I' ll have a look at that.
Thanks & Best regards,
Steve.
Hi Steve,
I thought that you hadn't redistributed tables after adding hosts, therefore it really acts like HA active - standby solution 🙂 .
Just wondering when ECC realizes that it is using HANA scale-out and manage the redistribution by itself. Or how to make ECC or BW aware of creating scale-out from single node solution.
You can also test adding new table since tables are distributed across available index servers using the round-robin approach. You will then probably loose this "standby" node, i.e.

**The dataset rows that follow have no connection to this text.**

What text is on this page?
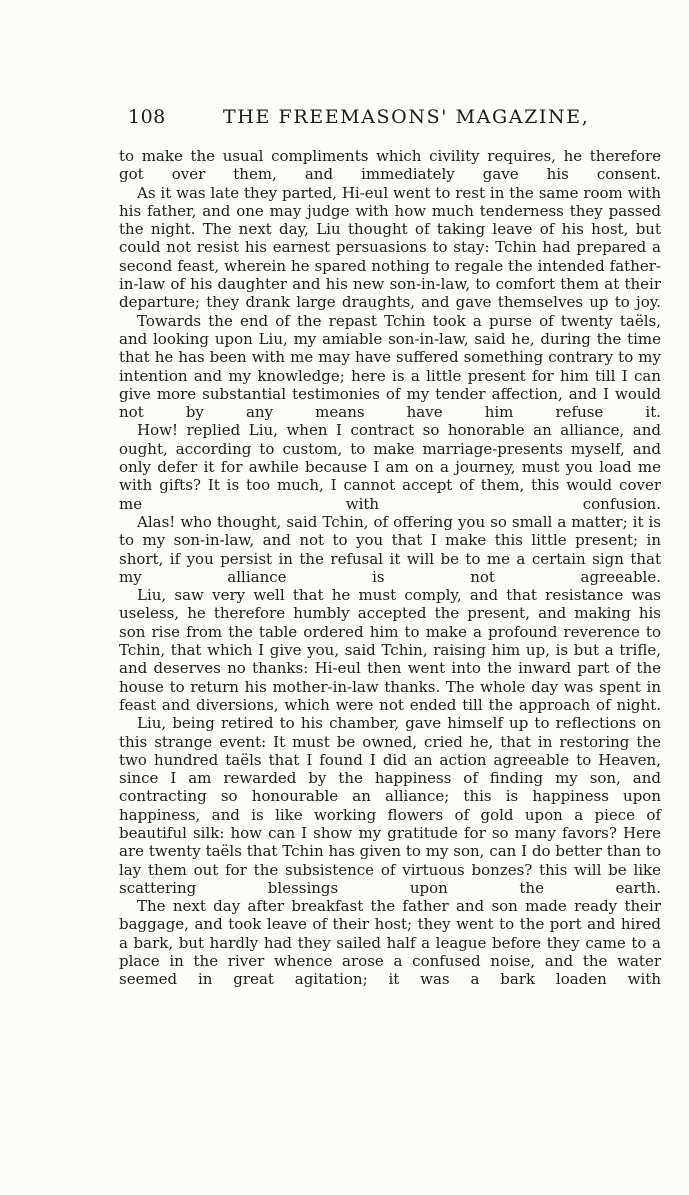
108	THE FREEMASONS' MAGAZINE,

to make the usual compliments which civility requires, he therefore got over them, and immediately gave his consent.

As it was late they parted, Hi-eul went to rest in the same room with his father, and one may judge with how much tenderness they passed the night. The next day, Liu thought of taking leave of his host, but could not resist his earnest persuasions to stay: Tchin had prepared a second feast, wherein he spared nothing to regale the intended father-in-law of his daughter and his new son-in-law, to comfort them at their departure; they drank large draughts, and gave themselves up to joy.

Towards the end of the repast Tchin took a purse of twenty taëls, and looking upon Liu, my amiable son-in-law, said he, during the time that he has been with me may have suffered something contrary to my intention and my knowledge; here is a little present for him till I can give more substantial testimonies of my tender affection, and I would not by any means have him refuse it.

How! replied Liu, when I contract so honorable an alliance, and ought, according to custom, to make marriage-presents myself, and only defer it for awhile because I am on a journey, must you load me with gifts? It is too much, I cannot accept of them, this would cover me with confusion.

Alas! who thought, said Tchin, of offering you so small a matter; it is to my son-in-law, and not to you that I make this little present; in short, if you persist in the refusal it will be to me a certain sign that my alliance is not agreeable.

Liu, saw very well that he must comply, and that resistance was useless, he therefore humbly accepted the present, and making his son rise from the table ordered him to make a profound reverence to Tchin, that which I give you, said Tchin, raising him up, is but a trifle, and deserves no thanks: Hi-eul then went into the inward part of the house to return his mother-in-law thanks. The whole day was spent in feast and diversions, which were not ended till the approach of night.

Liu, being retired to his chamber, gave himself up to reflections on this strange event: It must be owned, cried he, that in restoring the two hundred taëls that I found I did an action agreeable to Heaven, since I am rewarded by the happiness of finding my son, and contracting so honourable an alliance; this is happiness upon happiness, and is like working flowers of gold upon a piece of beautiful silk: how can I show my gratitude for so many favors? Here are twenty taëls that Tchin has given to my son, can I do better than to lay them out for the subsistence of virtuous bonzes? this will be like scattering blessings upon the earth.

The next day after breakfast the father and son made ready their baggage, and took leave of their host; they went to the port and hired a bark, but hardly had they sailed half a league before they came to a place in the river whence arose a confused noise, and the water seemed in great agitation; it was a bark loaden with
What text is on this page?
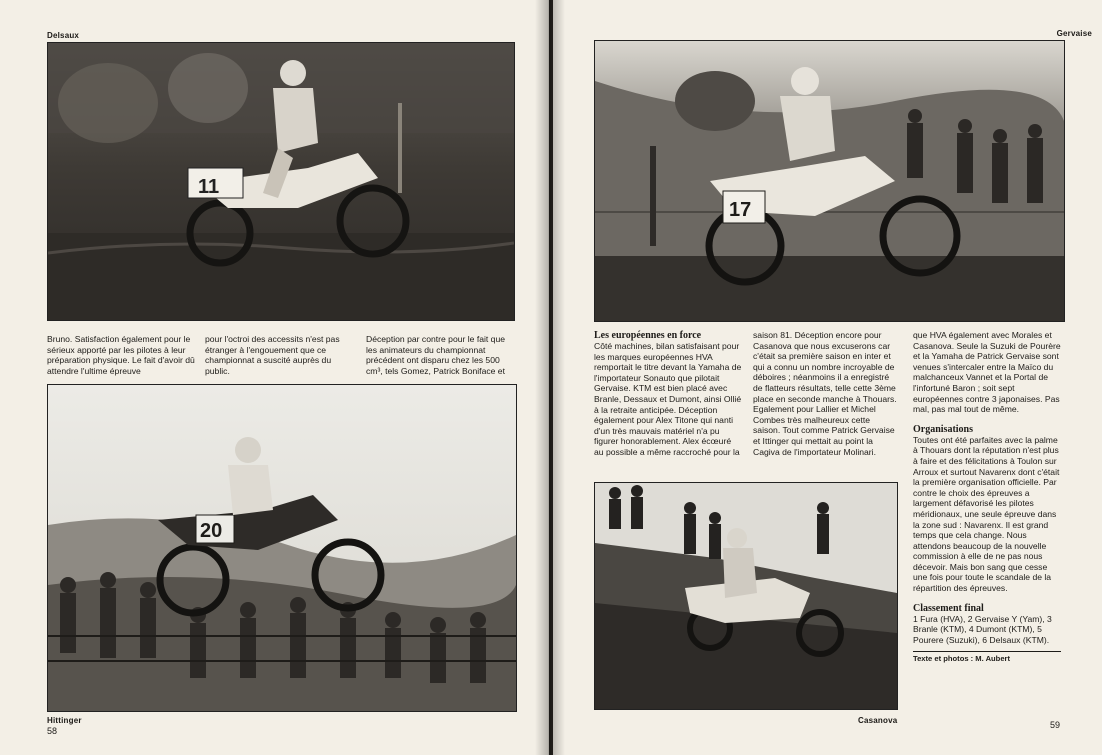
Delsaux
11

Bruno. Satisfaction également pour le sérieux apporté par les pilotes à leur préparation physique. Le fait d'avoir dû attendre l'ultime épreuve

pour l'octroi des accessits n'est pas étranger à l'engouement que ce championnat a suscité auprès du public.

Déception par contre pour le fait que les animateurs du championnat précédent ont disparu chez les 500 cm³, tels Gomez, Patrick Boniface et

20
Hittinger
58
Gervaise
17
Les européennes en force

Côté machines, bilan satisfaisant pour les marques européennes HVA remportait le titre devant la Yamaha de l'importateur Sonauto que pilotait Gervaise. KTM est bien placé avec Branle, Dessaux et Dumont, ainsi Ollié à la retraite anticipée. Déception également pour Alex Titone qui nanti d'un très mauvais matériel n'a pu figurer honorablement. Alex écœuré au possible a même raccroché pour la

saison 81. Déception encore pour Casanova que nous excuserons car c'était sa première saison en inter et qui a connu un nombre incroyable de déboires ; néanmoins il a enregistré de flatteurs résultats, telle cette 3ème place en seconde manche à Thouars. Egalement pour Lallier et Michel Combes très malheureux cette saison. Tout comme Patrick Gervaise et Ittinger qui mettait au point la Cagiva de l'importateur Molinari.

que HVA également avec Morales et Casanova. Seule la Suzuki de Pourère et la Yamaha de Patrick Gervaise sont venues s'intercaler entre la Maïco du malchanceux Vannet et la Portal de l'infortuné Baron ; soit sept européennes contre 3 japonaises. Pas mal, pas mal tout de même.

Organisations

Toutes ont été parfaites avec la palme à Thouars dont la réputation n'est plus à faire et des félicitations à Toulon sur Arroux et surtout Navarenx dont c'était la première organisation officielle. Par contre le choix des épreuves a largement défavorisé les pilotes méridionaux, une seule épreuve dans la zone sud : Navarenx. Il est grand temps que cela change. Nous attendons beaucoup de la nouvelle commission à elle de ne pas nous décevoir. Mais bon sang que cesse une fois pour toute le scandale de la répartition des épreuves.

Classement final

1 Fura (HVA), 2 Gervaise Y (Yam), 3 Branle (KTM), 4 Dumont (KTM), 5 Pourere (Suzuki), 6 Delsaux (KTM).

Texte et photos : M. Aubert
Casanova	59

HA setup, since it will contain some data.
Can you please also check parameters in global.ini --> [table_placement] section?
Thanks and Br,
Jan
Hello Jan,
To me, the redistribution needs to be triggered after the scaleout not is installed.So, so far, it' s like the applications are not "hana aware" and do not trigger the tables redistribution by themselves.
For newly created tables , they should be distributed in a round robin way. So you're right, the "HA" setup is then lost. I'll give it a try.
The [tables_placement] section is as follows :
Thanks & Br, Steve.
@ Jan : I managed to have the configuration in line with the best practices.
I now have a true Stdby HDB :
To do so I had to remove and set back the host in the configuration.
Did it with the hdblcmgui and this time I had the standby role offered. I did not have it at first with the command line.
Thanks & Best regards,
Steve.
Hi,
yes, now it looks ok for me 🙂 When you install scale-out or add host to the existing system via hdblcm (not gui) and not explicitly specify the role of the new host then it is by default worker, see Server installation guide:
Good luck with next testing 😉
Br, Jan
Hello Jan ,
That's it, the "problem" was I used the hdblcm with the --addhosts option but without the "role" option ( I encountered the problem solved through note 2068776 ) .
I'll update the blog accordingly.
Thanks & BR,
Steve.